Le témoignage d'Aurélia, témoin de l'attentat du 14 juillet 2016 à Nice

Le soir du 14-Juillet, Aurélia était à la plage sur la Prom' avec son copain et des amis. Elle n'a toujours pas pu y retourner.
Aurélia vit juste à côté de la gare de Nice et prend le train chaque jour. Une fois, c’était il y a quelques mois, un type est descendu sur les voies au moment où le train arrivait et Aurélia s’est figée. «Je me suis dit, il faut le sortir de là. Mais c’était trop tard et j’ai pensé "mon Dieu, je ne veux pas revivre ça."» Le conducteur a freiné, l’homme est remonté. Aurélia est restée tétanisée. «J’ai été transportée aux urgences. Dans l’ambulance, le pompier m’a demandé "c’était quand la dernière fois que vous avez fait une crise de tétanie?" J’ai dit "le 14 juillet".»

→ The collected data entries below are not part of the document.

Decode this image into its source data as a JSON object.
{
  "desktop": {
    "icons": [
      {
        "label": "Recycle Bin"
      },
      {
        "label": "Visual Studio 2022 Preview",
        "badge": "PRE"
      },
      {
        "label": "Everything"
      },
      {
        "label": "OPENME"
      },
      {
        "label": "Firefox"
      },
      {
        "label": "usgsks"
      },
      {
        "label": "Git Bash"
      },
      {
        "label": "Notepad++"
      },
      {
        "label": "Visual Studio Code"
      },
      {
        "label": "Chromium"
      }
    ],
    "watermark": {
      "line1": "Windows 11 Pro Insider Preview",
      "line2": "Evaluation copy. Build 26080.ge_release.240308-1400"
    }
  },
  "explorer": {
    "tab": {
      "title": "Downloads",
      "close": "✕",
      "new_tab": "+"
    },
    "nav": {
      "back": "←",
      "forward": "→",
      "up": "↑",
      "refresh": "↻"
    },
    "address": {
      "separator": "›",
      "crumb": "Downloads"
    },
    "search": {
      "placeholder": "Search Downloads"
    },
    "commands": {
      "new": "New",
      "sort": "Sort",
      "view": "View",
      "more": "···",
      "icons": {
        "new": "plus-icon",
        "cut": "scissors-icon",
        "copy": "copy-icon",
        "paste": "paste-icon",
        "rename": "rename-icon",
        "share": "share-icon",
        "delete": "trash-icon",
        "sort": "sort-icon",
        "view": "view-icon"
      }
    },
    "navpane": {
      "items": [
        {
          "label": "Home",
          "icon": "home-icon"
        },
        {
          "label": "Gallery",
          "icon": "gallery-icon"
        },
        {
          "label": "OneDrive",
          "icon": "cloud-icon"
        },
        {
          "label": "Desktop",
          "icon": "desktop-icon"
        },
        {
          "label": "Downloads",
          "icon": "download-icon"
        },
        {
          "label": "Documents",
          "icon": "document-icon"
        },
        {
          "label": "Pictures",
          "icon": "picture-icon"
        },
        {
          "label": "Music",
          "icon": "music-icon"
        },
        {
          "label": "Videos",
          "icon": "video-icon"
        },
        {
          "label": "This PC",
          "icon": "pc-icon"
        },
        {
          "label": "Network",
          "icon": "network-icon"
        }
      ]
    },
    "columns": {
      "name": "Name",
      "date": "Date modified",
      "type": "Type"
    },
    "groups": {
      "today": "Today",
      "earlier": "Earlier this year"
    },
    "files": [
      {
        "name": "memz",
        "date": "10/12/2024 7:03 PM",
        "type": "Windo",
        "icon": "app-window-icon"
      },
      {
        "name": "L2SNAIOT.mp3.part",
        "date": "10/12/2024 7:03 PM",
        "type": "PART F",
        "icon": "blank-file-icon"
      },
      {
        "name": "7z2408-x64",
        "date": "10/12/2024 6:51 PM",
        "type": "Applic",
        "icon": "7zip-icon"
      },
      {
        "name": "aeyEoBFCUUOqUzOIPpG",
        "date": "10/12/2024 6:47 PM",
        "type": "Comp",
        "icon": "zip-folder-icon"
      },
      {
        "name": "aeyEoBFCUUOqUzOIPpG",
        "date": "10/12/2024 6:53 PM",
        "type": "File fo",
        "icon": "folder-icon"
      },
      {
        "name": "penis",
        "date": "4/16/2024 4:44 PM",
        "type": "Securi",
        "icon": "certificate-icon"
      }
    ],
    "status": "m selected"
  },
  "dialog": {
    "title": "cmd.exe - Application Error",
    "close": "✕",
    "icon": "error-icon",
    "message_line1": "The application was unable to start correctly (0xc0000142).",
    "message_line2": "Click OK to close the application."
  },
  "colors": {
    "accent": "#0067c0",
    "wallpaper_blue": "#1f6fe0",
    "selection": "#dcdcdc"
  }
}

Ce matin-là, elle s’était fâchée avec son copain, avant de le convaincre de venir voir le feu d’artifice. Elle se souvient du pique-nique sur la plage, «des étoiles partout», du camion qui arrive et du mouvement de panique. Une porte s’ouvre dans un immeuble. «Je suis assise dans les escaliers, quelqu’un descend, remonte. On se retrouve chez un jeune homme.» Aurélia s’interrompt, sa main droite remonte le long de son mollet, puis redescend, crispée, le mouvement ne s’arrête plus.
Elle dit qu’elle est un «témoin survivant», pas une victime.
L’histoire d’amour naissante au début de l’été s’est terminée au milieu de l’hiver. «Il n’a pas du tout réagi comme moi. Il fallait que je profite encore plus, de la vie, des gens que j’aime. Il s’est renfermé. Puis lorsqu’on s’est séparé, il a fini par me dire qu’il m’associait toujours au 14-Juillet.»
Elle raconte qu’elle a voulu fuir sa ville et que c’est toujours le cas. «J’ai tout le temps envie de partir. Toutes les deux semaines, le week-end, je vais quelque part. Marseille, Lille... Pourtant, j’aime ma région, j’aimerais pouvoir à nouveau apprécier et m’émerveiller avec la même saveur qu’avant. J’ai bon espoir que ça revienne.»
Elle veut dire qu’elle ne s’est pas arrêtée de vivre, et puis elle se reprend: «Enfin pour certaines choses un peu. Je suis plus vigilante. Les systèmes de sécurité ont tendance à me rappeler qu’on ne l’est pas, justement.»
Alors Aurélia évite les foules. Les centres commerciaux. Les concerts. «Je laisse passer les gens devant moi dans les tunnels. J’observe. On en arrive à juger les gens au faciès, cocher des cases : "tête cheloue", "beaucoup de sacs".» Elle s’excuse presque.
«Certaines personnes sont dans l’émotion, réagissent sans réfléchir, s’en prennent aux musulmans, aux étrangers. Je sais que ces fous furieux sont une minorité. Je garde foi en l’être humain. Le type qui a fait ça, j’ai pas envie de le tuer, mais de l’agripper, de le secouer, lui dire "Qu’est-ce que t’as dans la tête, qu’est ce qui t’a pourri le cerveau comme ça?"»
Elle veut lutter contre la haine, répète le mot "bienveillance". «Ça fait très bisounours, mais il faut vraiment qu’on apprenne à être aimant et bienveillant. Il faut amener les gens à changer leur regard. En voyageant, en allant à la rencontre des autres.»